Genauso hast du deine Wut-Reaktionen als Kind soweit ich weiß nicht abgestellt, weil du die Gefühle ignoriert hast, sondern weil du die soziale Dynamik dahinter verstanden hast.

Und ich glaube, ohne dazu Studien o.ä. zu kennen, dass Menschen die in Stresssituationen besonnen reagieren tendenziell auch eher Menschen mit gut ausgeprägter emotionaler Intelligenz sind.

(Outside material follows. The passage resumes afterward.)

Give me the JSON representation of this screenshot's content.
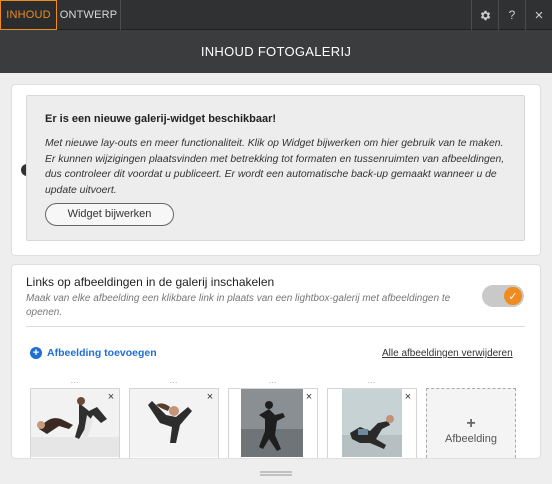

Dementsprechend ist es auch ein wichtiger Schritt für dich selbst überhaupt erstmal zu erkennen, dass dich bei den hier besprochenen Themen diverse Ängste plagen (Angst vor einem Leben ohne eigene Kinder, Angst vor sozialer Ächtung, Angst vor Verlust des Selbstbildes als rationaler Mensch) - aber du lässt dich dennoch von den Ängsten bestimmen.

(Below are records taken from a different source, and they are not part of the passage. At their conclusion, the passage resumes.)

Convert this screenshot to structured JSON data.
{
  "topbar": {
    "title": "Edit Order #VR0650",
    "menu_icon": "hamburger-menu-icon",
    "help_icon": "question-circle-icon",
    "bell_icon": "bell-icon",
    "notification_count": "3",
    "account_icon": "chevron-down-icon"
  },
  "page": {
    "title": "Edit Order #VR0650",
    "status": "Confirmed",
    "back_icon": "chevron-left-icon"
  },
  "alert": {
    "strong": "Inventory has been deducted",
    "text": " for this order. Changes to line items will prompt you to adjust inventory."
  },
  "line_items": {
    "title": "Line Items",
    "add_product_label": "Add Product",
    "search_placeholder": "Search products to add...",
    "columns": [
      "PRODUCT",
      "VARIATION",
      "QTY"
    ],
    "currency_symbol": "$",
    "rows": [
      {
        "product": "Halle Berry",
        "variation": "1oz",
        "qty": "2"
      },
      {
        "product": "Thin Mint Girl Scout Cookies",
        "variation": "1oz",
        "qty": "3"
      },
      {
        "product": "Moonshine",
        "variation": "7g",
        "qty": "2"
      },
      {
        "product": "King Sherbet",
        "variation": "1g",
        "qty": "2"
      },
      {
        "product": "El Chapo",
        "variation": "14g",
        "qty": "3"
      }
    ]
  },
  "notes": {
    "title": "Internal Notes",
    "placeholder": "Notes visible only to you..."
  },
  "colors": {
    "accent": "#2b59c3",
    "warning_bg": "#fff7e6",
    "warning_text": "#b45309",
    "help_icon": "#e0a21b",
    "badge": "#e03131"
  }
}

Wäre es nicht viel sinnvoller, dir mal einen Schlachtplan zu überlegen?

Beispiel:
Du hast kein Gefühl für Flirten, hast Angst dass dein Gegenüber hysterisch reagiert und dir einen schlechten Ruf anhängt. Wie wäre es dann z.B. damit, es mal im Urlaub auszuprobieren? Einfach mal jemanden Anlächeln, oder der Kellnern ein Kompliment machen? Ohne (!) weitere Absichten. Das gibt dir vielleicht etwas Bestätigung, etwas Übung in Flirten, und wird dir zeigen dass das gar nicht so schlimm ist - und wenn der worst case eintritt, kennt sie ja niemanden der dich kennt, also nicht so schlimm.

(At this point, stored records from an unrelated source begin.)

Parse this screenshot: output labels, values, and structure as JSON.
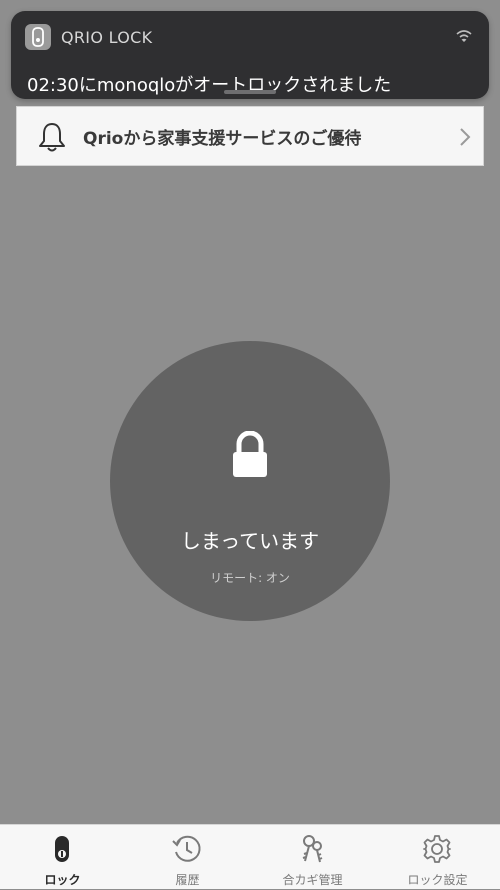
{
  "notification": {
    "app_name": "QRIO LOCK",
    "message": "02:30にmonoqloがオートロックされました",
    "app_icon": "lock-app-icon",
    "corner_icon": "wifi-icon"
  },
  "banner": {
    "text": "Qrioから家事支援サービスのご優待",
    "icon": "bell-icon",
    "chevron": "chevron-right-icon"
  },
  "lock_button": {
    "status": "しまっています",
    "remote": "リモート: オン",
    "icon": "padlock-closed-icon"
  },
  "tabbar": {
    "tabs": [
      {
        "label": "ロック",
        "icon": "lock-device-icon",
        "active": true
      },
      {
        "label": "履歴",
        "icon": "history-clock-icon",
        "active": false
      },
      {
        "label": "合カギ管理",
        "icon": "keys-icon",
        "active": false
      },
      {
        "label": "ロック設定",
        "icon": "gear-icon",
        "active": false
      }
    ]
  },
  "colors": {
    "background": "#8e8e8e",
    "circle": "#636363",
    "notification_bg": "#2f2f31",
    "tabbar_bg": "#f7f7f7"
  }
}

Beispiel 2: Du hast schlechte Erfahrungen mit Psychotherapie gemacht. Ja, passiert leider. Genauso wie man falsche Diagnosen von Ärzten kriegen kann, oder ein Handwerker an deinem Haus pfuschen kann. Aber was hast du zu verlieren es einfach mal auszuprobieren? Wenn es nix ist, kannst du nach 10 Minuten wieder zur Tür heraus spazieren. Ich vermute, dass wäre für dich tatsächlich erstmal ein zu großer Schritt - aber du kannst dich ja zumindest mal gedanklich damit beschäftigen und dir klar machen, dass das Aufsuchen eines Psychotherapeuten/-logen kein großes Drama ist. (Hat von denen, die das vorgeschlagen haben, überhaupt jemand von "psychisch krank" gesprochen?)
 

Benutzer160853  (34)

Meistens hier zu finden
banane0815 banane0815 Hashtags sind kein Leben und eigentlich dürften die durchschnittlichen Leben nicht bei Twitter stattfinden. Kurz um: Ein Ansprechen einer Frau durch dich, wäre für einen Skandal zu unbedeutend.
Ich wiederhole mich, aber ich würde an deiner Stelle mit kleinen Schritten beginnen: Ansprechen kann man üben und muss manchmal auch sein, dann vielleicht den Dialog mal etwas weiterspinnen und in Phase drei, kannst du dann auch ein Date ausmachen.
Soziale und emotionale Intelligenz sind weit bessere Ratgeber als Hashtags oder Flirtratgeber, die sich darin ergehen, dass das Haare drehen nach links oder rechts stattfinden sollte oder welchen Bein über das andere Bein geschlagen wird.